Nowa praca

29 0 0
                                    

Po wielu trudach znalazłam ją. Fakt nie była dużo płatna ale cóż zawsze coś. Pracowałam 8 godzin na zmiany przez co nie miałam czasu dla chłopaka. Było mi smutno z tego powodu ale trzeba było pomagać młodym narkomanom. Sama w to bagno wpadłam i nie ukrywam ciężko jest. Po przeszczepie dużo się zmieniło. Nie mogę wiele rzeczy. W sumie jestem sama sobie winna. Mam wsparcie i dziękuję za opór tym którzy o mnie walczyli bo byłam gotowa odejść z tego świata. Pracuję jako producentka mięsa do kebabów. Praca taka sobie ale gastronomia nie poczeka klienci przyjdą głodni i trzeba coś podać. Jakoś mi leciał czas i nie myślałam nad przeszłością i swoimi niedawnymi błędami. Nie analizuję tego co się stało. Po pracy idę do kina. Kiedy chodzimy do miejsc publicznych nasze życie seksualne rozkwitło ale to tylko prywatne szczegóły.

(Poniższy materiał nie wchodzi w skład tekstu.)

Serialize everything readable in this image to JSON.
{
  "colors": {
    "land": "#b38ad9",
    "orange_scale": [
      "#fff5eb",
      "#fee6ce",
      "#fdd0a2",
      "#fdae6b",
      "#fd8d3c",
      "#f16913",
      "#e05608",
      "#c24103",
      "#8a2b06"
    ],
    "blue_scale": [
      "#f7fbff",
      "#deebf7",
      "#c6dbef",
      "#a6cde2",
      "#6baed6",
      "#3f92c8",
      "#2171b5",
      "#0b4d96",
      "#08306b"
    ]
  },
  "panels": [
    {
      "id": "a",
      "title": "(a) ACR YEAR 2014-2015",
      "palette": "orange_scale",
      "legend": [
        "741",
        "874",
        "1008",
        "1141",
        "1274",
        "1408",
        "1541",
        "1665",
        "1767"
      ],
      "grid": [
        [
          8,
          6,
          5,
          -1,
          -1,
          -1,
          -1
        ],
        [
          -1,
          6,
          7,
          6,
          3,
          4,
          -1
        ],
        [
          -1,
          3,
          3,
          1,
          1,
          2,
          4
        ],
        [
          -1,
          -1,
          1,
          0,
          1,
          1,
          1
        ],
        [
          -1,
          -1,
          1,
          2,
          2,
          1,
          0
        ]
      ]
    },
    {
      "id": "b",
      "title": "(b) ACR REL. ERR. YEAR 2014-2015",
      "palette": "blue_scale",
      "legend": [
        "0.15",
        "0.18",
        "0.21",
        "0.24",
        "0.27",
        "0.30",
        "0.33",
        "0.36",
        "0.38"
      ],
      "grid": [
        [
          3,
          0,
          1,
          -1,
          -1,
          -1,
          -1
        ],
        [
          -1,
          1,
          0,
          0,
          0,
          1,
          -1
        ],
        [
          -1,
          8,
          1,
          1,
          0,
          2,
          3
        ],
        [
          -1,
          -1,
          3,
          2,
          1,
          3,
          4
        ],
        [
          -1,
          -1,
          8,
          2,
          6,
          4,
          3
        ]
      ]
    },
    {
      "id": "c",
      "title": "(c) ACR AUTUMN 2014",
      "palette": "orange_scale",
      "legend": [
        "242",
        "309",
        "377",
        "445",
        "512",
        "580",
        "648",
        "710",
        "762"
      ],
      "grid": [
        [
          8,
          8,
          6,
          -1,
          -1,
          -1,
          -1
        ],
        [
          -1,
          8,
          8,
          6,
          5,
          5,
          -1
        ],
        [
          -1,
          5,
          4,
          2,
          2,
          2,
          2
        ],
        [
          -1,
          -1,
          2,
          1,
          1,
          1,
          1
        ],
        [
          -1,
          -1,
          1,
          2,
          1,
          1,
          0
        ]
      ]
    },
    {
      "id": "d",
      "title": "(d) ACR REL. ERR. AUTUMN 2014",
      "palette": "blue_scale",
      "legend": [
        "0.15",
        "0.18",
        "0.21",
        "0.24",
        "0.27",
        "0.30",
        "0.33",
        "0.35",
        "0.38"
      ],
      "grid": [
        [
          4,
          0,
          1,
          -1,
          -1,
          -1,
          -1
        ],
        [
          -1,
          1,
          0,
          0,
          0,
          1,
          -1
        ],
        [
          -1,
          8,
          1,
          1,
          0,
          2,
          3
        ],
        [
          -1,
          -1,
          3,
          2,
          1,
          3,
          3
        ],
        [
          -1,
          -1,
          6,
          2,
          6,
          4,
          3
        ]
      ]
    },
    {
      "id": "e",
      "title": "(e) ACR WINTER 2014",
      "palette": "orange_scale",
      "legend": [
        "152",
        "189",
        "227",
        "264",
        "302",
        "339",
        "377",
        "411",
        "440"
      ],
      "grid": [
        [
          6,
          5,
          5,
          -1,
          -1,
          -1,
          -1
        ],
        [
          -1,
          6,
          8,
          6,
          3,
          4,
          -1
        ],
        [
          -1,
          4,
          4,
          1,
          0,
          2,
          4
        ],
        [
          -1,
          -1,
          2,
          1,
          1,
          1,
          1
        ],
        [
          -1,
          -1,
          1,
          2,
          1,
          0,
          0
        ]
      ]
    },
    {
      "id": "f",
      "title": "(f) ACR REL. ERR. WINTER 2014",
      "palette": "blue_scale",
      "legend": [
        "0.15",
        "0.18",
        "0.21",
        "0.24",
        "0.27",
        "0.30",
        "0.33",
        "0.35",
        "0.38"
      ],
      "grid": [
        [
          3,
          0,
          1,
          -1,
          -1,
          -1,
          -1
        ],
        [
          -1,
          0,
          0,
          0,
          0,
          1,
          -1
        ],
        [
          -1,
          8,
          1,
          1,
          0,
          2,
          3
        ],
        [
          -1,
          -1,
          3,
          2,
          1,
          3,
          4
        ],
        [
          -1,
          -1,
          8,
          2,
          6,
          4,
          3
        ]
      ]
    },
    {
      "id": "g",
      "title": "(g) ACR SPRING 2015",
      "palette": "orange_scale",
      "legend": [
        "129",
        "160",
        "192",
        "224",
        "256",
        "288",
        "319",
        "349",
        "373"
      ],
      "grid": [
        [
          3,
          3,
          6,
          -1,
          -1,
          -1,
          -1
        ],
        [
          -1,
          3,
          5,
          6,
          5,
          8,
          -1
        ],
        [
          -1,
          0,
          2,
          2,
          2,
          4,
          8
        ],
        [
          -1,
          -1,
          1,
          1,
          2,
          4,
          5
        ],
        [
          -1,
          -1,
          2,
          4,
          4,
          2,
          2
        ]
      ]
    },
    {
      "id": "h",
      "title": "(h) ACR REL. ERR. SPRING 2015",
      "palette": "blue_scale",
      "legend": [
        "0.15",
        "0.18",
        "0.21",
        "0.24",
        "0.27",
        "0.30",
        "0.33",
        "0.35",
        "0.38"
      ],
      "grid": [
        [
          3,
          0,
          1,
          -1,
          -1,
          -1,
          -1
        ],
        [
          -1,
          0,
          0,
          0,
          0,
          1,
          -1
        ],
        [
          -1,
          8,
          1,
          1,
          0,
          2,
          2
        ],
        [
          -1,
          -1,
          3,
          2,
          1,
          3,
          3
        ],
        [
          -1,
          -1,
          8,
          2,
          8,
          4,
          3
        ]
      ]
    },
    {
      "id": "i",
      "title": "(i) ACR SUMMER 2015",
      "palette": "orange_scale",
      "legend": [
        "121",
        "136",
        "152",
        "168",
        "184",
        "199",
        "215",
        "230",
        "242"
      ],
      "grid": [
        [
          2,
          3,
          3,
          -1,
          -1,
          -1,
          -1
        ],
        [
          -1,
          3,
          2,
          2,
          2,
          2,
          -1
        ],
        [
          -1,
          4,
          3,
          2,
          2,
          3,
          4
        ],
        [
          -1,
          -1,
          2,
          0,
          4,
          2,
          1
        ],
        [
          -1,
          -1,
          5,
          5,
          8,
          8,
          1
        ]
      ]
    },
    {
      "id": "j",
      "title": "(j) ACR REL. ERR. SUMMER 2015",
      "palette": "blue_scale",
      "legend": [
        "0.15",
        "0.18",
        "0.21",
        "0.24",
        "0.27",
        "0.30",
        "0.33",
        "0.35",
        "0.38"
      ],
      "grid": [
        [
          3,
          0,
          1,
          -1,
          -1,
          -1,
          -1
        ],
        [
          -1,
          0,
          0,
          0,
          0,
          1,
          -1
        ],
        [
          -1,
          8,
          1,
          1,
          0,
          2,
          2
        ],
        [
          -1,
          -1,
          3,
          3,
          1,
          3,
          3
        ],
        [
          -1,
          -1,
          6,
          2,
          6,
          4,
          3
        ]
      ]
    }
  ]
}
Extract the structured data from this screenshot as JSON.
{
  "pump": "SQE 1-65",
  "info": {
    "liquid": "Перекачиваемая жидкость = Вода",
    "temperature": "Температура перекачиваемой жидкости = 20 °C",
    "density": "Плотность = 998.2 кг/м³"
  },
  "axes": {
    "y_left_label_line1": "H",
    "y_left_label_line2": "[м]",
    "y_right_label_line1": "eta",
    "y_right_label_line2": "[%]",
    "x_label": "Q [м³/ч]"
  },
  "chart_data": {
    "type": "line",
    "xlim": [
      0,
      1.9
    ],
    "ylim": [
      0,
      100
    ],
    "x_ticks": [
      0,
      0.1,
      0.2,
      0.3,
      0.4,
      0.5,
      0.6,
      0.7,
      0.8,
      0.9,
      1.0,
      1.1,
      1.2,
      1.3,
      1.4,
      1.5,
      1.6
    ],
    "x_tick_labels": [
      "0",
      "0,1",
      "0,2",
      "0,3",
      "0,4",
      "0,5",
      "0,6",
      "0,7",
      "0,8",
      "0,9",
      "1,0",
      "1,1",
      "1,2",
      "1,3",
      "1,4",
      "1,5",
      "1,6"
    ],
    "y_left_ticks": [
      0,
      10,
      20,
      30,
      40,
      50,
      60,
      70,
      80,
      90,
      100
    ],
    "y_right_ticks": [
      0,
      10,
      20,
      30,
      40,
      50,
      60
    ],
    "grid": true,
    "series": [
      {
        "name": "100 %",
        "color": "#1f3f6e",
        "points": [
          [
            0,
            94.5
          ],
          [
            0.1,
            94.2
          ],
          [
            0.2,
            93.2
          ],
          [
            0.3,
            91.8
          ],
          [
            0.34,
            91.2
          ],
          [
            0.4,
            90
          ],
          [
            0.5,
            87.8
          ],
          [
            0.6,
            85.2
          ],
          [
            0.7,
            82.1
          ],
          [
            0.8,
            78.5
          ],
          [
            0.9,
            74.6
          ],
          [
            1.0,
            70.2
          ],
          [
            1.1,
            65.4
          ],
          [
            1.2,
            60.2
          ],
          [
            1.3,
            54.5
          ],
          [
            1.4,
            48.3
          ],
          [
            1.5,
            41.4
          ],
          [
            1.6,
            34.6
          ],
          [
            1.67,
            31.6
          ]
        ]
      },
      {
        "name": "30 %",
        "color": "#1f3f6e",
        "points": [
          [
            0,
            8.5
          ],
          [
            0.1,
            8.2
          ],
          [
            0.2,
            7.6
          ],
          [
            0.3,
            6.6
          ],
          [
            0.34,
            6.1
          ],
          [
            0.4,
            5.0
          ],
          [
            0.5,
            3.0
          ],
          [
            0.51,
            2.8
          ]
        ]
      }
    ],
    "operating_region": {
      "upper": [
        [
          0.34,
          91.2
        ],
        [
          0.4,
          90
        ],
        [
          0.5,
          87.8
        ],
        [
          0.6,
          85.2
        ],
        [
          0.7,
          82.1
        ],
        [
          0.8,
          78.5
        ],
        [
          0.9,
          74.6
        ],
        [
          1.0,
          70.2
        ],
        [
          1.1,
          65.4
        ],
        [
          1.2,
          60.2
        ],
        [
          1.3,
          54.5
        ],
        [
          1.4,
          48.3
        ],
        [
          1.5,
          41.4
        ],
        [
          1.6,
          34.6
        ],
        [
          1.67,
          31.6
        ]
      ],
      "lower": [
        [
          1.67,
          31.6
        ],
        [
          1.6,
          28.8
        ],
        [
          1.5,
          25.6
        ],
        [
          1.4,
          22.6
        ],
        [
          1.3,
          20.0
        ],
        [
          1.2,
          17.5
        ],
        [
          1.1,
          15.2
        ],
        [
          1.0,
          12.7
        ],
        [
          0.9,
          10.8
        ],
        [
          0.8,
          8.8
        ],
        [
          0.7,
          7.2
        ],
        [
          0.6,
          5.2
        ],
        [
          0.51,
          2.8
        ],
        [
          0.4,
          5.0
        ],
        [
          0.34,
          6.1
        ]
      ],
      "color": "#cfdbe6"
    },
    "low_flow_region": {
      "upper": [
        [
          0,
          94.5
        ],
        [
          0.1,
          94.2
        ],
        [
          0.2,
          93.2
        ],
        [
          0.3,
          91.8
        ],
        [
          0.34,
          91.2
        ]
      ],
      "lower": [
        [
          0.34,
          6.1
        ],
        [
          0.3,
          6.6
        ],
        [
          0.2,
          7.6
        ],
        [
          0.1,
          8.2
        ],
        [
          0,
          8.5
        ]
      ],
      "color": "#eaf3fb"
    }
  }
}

Znowu się kochaliśmy ale zanim to zrobiliśmy to zawsze zaczyna się od wina i pytanie czy tego oboje chcemy. Ale jest zawsze na tak. Kochamy się cały wieczór i noc i zawsze jest cudownie. Tylko dlaczego ostatnie te wydarzenia dużo zmieniły. W sumie przed przeszczepem nie mogliśmy przelamać lodów bo coś blokowało nasze uczucia. Nie czuliśmy potrzeby pocałunku jak każda para no bo po co. Mieliśmy wcześniej różne podejścia do wielu spraw. Gdyby nie te ostatnie wydarzenia wiele spraw by tak się nie potoczyło jakbyśmy tego chcieli.